Now that we’ve acknowledged that audiences can interpret the media in a number of ways for themselves, we can continue to examine viewership as individuals with agency and thoughts about the information they receive. This is what Ien Ang does in her essay “Politics of Empirical Audience Research.” In her writing, the cultural studies professor expands on David Morley’s research in his book The “Nationwide” Audience. Instead of taking a look at how audiences are participating with the media in a solely quantitative method, she argues for the necessity of a more ethnographic approach. The importance of analyzing media audiences is to foster “an ongoing critical and intellectual engagement with the multifarious ways in which we constitute ourselves through media consumption.” Here, she makes the distinction between administrative social research, which uses data to serve the function of the system’s institutional practices, and critical social research, which is more analytical in the system’s motives.
The problem with relying on measurements of audience engagement like Nielsen’s “people meter” is that a representative sample becomes the standard for the rest of the public. Additionally, the passive methods of collecting data from the participants in this manner reinforces a one-way line of communication about a certain issue, particularly when dealing with the media.

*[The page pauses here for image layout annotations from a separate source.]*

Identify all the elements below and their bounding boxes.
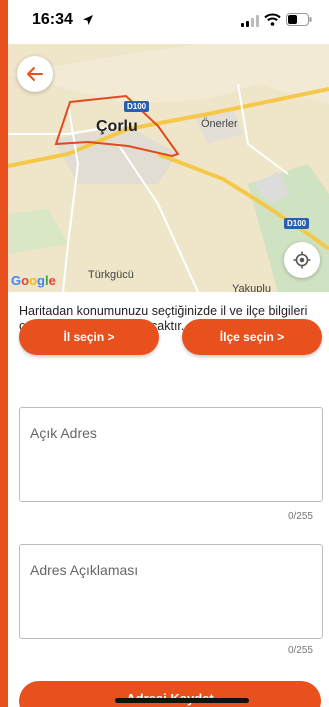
- map-city-label: Çorlu: [96, 118, 138, 135]
- province-select-button[interactable]: İl seçin >: [19, 319, 159, 355]
- back-button[interactable]: [17, 56, 53, 92]
- my-location-button[interactable]: [284, 242, 320, 278]
- address-sheet: 16:34 Çorlu Önerler Türkgücü Yakuplu D10…: [8, 0, 329, 707]
- status-bar: 16:34: [8, 0, 329, 44]
- map-place-label: Türkgücü: [88, 269, 134, 281]
- crosshair-icon: [293, 251, 311, 269]
- map-place-label: Önerler: [201, 118, 238, 130]
- google-logo: Google: [11, 273, 56, 288]
- home-indicator: [115, 698, 249, 703]
- address-char-counter: 0/255: [287, 511, 313, 522]
- battery-icon: [286, 13, 312, 31]
- location-arrow-icon: [82, 13, 94, 31]
- address-placeholder: Açık Adres: [30, 425, 97, 441]
- status-time: 16:34: [32, 11, 73, 28]
- wifi-icon: [264, 13, 281, 31]
- map-canvas: [8, 44, 329, 292]
- location-map[interactable]: Çorlu Önerler Türkgücü Yakuplu D100 D100…: [8, 44, 329, 292]
- address-description-char-counter: 0/255: [287, 645, 313, 656]
- address-input[interactable]: Açık Adres: [19, 407, 323, 502]
- district-select-button[interactable]: İlçe seçin >: [182, 319, 322, 355]
- back-arrow-icon: [27, 67, 43, 81]
- background-panel-edge: [0, 0, 8, 707]
- address-description-placeholder: Adres Açıklaması: [30, 562, 139, 578]
- road-badge: D100: [124, 101, 150, 112]
- map-place-label: Yakuplu: [232, 283, 271, 292]
- address-description-input[interactable]: Adres Açıklaması: [19, 544, 323, 639]
- signal-icon: [241, 14, 259, 32]
- save-address-button[interactable]: Adresi Kaydet: [19, 681, 321, 707]
- road-badge: D100: [284, 218, 310, 229]
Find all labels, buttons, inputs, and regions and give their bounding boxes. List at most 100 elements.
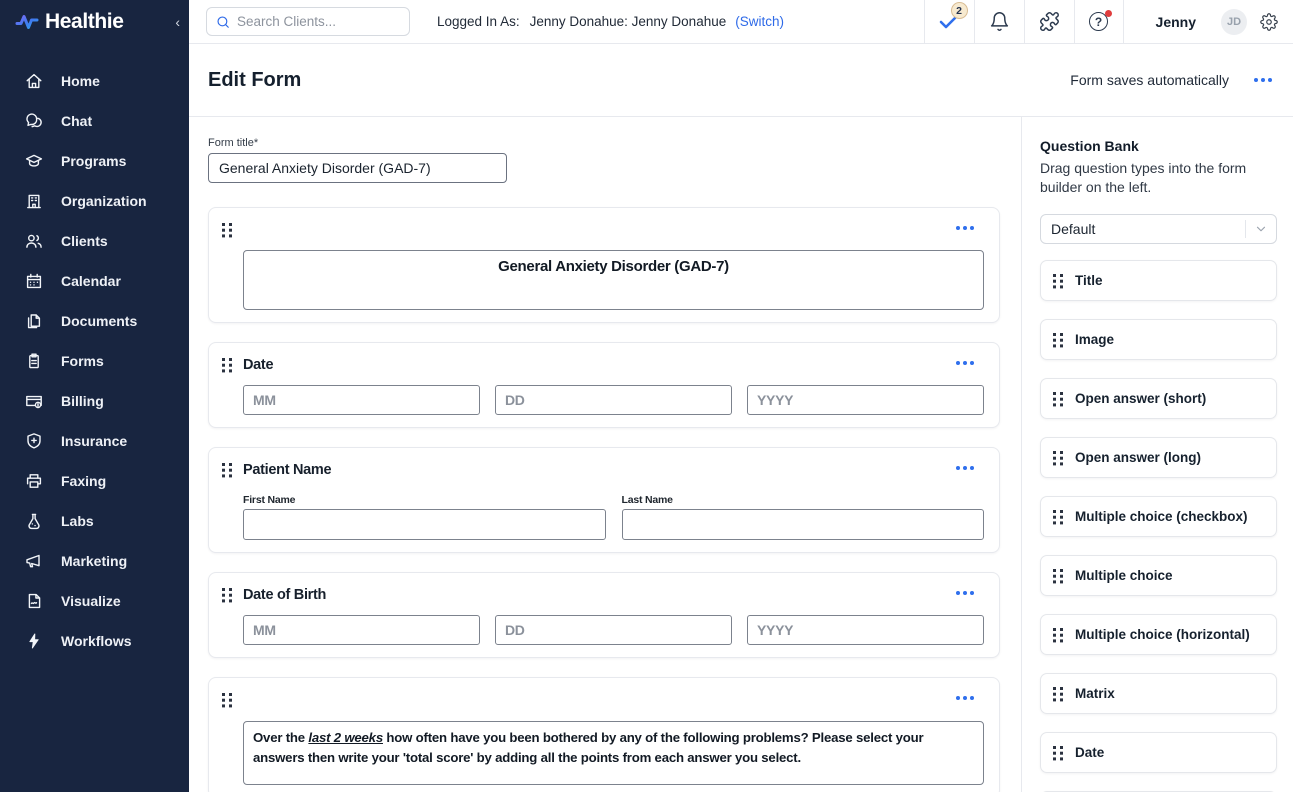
select-divider	[1245, 220, 1246, 238]
chat-icon	[26, 113, 42, 128]
form-title-input[interactable]	[208, 153, 507, 183]
drag-handle-icon[interactable]	[222, 693, 233, 708]
dob-month-input[interactable]	[243, 615, 480, 645]
form-block-instructions[interactable]: Over the last 2 weeks how often have you…	[208, 677, 1000, 792]
form-block-patient-name[interactable]: Patient Name First Name Last Name	[208, 447, 1000, 553]
sidebar-item-insurance[interactable]: Insurance	[0, 421, 189, 461]
instructions-text: Over the last 2 weeks how often have you…	[253, 730, 924, 765]
drag-handle-icon	[1053, 391, 1064, 407]
instructions-text-box[interactable]: Over the last 2 weeks how often have you…	[243, 721, 984, 785]
sidebar-collapse-icon[interactable]: ‹	[175, 15, 180, 29]
title-text: General Anxiety Disorder (GAD-7)	[498, 258, 729, 275]
avatar[interactable]: JD	[1221, 8, 1247, 35]
sidebar-item-forms[interactable]: Forms	[0, 341, 189, 381]
home-icon	[26, 73, 42, 89]
first-name-label: First Name	[243, 494, 296, 506]
drag-handle-icon	[1053, 686, 1064, 702]
form-block-title[interactable]: General Anxiety Disorder (GAD-7)	[208, 207, 1000, 323]
block-options-menu-button[interactable]	[956, 466, 974, 470]
question-bank-item-multiple-choice-checkbox[interactable]: Multiple choice (checkbox)	[1040, 496, 1277, 537]
sidebar-item-workflows[interactable]: Workflows	[0, 621, 189, 661]
question-bank-item-multiple-choice[interactable]: Multiple choice	[1040, 555, 1277, 596]
form-block-date-of-birth[interactable]: Date of Birth	[208, 572, 1000, 658]
integrations-button[interactable]	[1023, 0, 1074, 43]
marketing-icon	[26, 554, 40, 568]
block-options-menu-button[interactable]	[956, 696, 974, 700]
sidebar-item-marketing[interactable]: Marketing	[0, 541, 189, 581]
block-options-menu-button[interactable]	[956, 361, 974, 365]
gear-icon	[1260, 12, 1278, 31]
question-bank-item-open-answer-short[interactable]: Open answer (short)	[1040, 378, 1277, 419]
logged-in-as: Logged In As: Jenny Donahue: Jenny Donah…	[437, 14, 784, 29]
switch-account-link[interactable]: (Switch)	[735, 14, 784, 29]
date-year-input[interactable]	[747, 385, 984, 415]
help-button[interactable]: ?	[1073, 0, 1124, 43]
dob-day-input[interactable]	[495, 615, 732, 645]
question-bank-item-matrix[interactable]: Matrix	[1040, 673, 1277, 714]
question-bank-item-multiple-choice-horizontal[interactable]: Multiple choice (horizontal)	[1040, 614, 1277, 655]
tasks-button[interactable]: 2	[923, 0, 974, 43]
date-day-input[interactable]	[495, 385, 732, 415]
tasks-count-badge: 2	[950, 2, 968, 19]
question-bank-panel: Question Bank Drag question types into t…	[1022, 117, 1293, 792]
sidebar-item-calendar[interactable]: Calendar	[0, 261, 189, 301]
date-month-input[interactable]	[243, 385, 480, 415]
question-bank-category-select[interactable]: Default	[1040, 214, 1277, 244]
sidebar-item-clients[interactable]: Clients	[0, 221, 189, 261]
page-header: Edit Form Form saves automatically	[189, 44, 1293, 117]
question-bank-item-image[interactable]: Image	[1040, 319, 1277, 360]
client-search[interactable]	[206, 7, 410, 36]
sidebar-item-home[interactable]: Home	[0, 61, 189, 101]
sidebar-nav: Home Chat Programs Organization Clients …	[0, 61, 189, 661]
question-bank-title: Question Bank	[1040, 138, 1139, 154]
last-name-label: Last Name	[621, 494, 674, 506]
settings-button[interactable]	[1260, 12, 1278, 31]
programs-icon	[25, 154, 43, 167]
question-bank-item-title[interactable]: Title	[1040, 260, 1277, 301]
search-input[interactable]	[237, 14, 400, 29]
form-block-date[interactable]: Date	[208, 342, 1000, 428]
drag-handle-icon[interactable]	[222, 358, 233, 373]
search-icon	[217, 15, 229, 28]
question-bank-item-date[interactable]: Date	[1040, 732, 1277, 773]
sidebar-item-chat[interactable]: Chat	[0, 101, 189, 141]
question-bank-item-open-answer-long[interactable]: Open answer (long)	[1040, 437, 1277, 478]
documents-icon	[27, 314, 41, 329]
drag-handle-icon	[1053, 568, 1064, 584]
bell-icon	[990, 12, 1008, 31]
drag-handle-icon[interactable]	[222, 463, 233, 478]
autosave-note: Form saves automatically	[1070, 72, 1229, 88]
clients-icon	[26, 234, 42, 248]
sidebar-item-organization[interactable]: Organization	[0, 181, 189, 221]
drag-handle-icon	[1053, 450, 1064, 466]
first-name-input[interactable]	[243, 509, 606, 540]
drag-handle-icon[interactable]	[222, 588, 233, 603]
sidebar-item-faxing[interactable]: Faxing	[0, 461, 189, 501]
dob-year-input[interactable]	[747, 615, 984, 645]
block-label: Date of Birth	[243, 587, 327, 603]
topbar: Logged In As: Jenny Donahue: Jenny Donah…	[189, 0, 1293, 44]
drag-handle-icon	[1053, 509, 1064, 525]
visualize-icon	[28, 593, 41, 609]
brand-name: Healthie	[45, 10, 124, 33]
sidebar-item-billing[interactable]: Billing	[0, 381, 189, 421]
question-bank-description: Drag question types into the form builde…	[1040, 160, 1247, 195]
drag-handle-icon[interactable]	[222, 223, 233, 238]
user-name[interactable]: Jenny	[1156, 14, 1196, 30]
block-options-menu-button[interactable]	[956, 226, 974, 230]
block-label: Date	[243, 357, 274, 373]
help-alert-dot	[1104, 9, 1112, 17]
topbar-right: 2 ? Jenny JD	[923, 0, 1293, 43]
sidebar-item-labs[interactable]: Labs	[0, 501, 189, 541]
faxing-icon	[26, 474, 42, 488]
notifications-button[interactable]	[973, 0, 1024, 43]
drag-handle-icon	[1053, 332, 1064, 348]
last-name-input[interactable]	[621, 509, 984, 540]
form-options-menu-button[interactable]	[1254, 78, 1272, 82]
block-options-menu-button[interactable]	[956, 591, 974, 595]
sidebar-item-visualize[interactable]: Visualize	[0, 581, 189, 621]
sidebar-item-programs[interactable]: Programs	[0, 141, 189, 181]
sidebar-item-documents[interactable]: Documents	[0, 301, 189, 341]
title-text-box[interactable]: General Anxiety Disorder (GAD-7)	[243, 250, 984, 310]
drag-handle-icon	[1053, 273, 1064, 289]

A study conducted by researchers at Columbia University showed that even in the music industry, perceived popularity by a sample group influenced the musical tastes of others outside of the group. The study involved two separate testing groups within a constructed “music market.” One group rated songs on a scale based on their own experience of listening to the songs, which didn’t include the names of the songs or artists. The second group could view both the first group’s ratings, as well as how many times each song was downloaded by others. Researchers found that the second group selected their musical preferences based more on the number of downloads and perceived popularity of their social influencers than the “quality” of the song that the first group designated. Here, a sample group shaped the decisions of others based primarily on quantified data. However, this didn’t actually encapsulate the quality of the product.
The same can be said for projects of popularity within political races, as discussed in a study called “Rhetorical Visions of Committed Voters: Fantasy Theme Analysis of a Large Sample Survey.” The researchers studied presidential campaign persuasion and media coverage in the 1980 election to see how it influenced voter results. Where they differed in other studies, however, is that their critical social research didn’t just rely on numbers to tell them why certain people reacted to events in a certain way. The group of researchers analyzed four rhetorical visions projected by groups of publicists through different media (TV, radio, print, etc.) and their efforts to change public consciousness relating to the presidential campaign. After seeing how these “fantasy themes” developed, researchers followed audience participation in receiving the campaign materials, in which voters “actively shared or rejected elements of the visions contained int he messages until they formed rhetorical communities with differing visions of the campaign.” Instead of merely observing how many people were affected by the candidate’s campaign materials, they actively noted how participants actually reacted, whether positively or negatively, and how that in turn affects voter turnout.
This kind of active study with audiences is what Ang argues is necessary to accurately determine how individuals react to the media they engage with. In only looking at the base numbers of a sample representative, media analysts cancel out variant views of their information, thereby reinforcing a dominant model of the majority.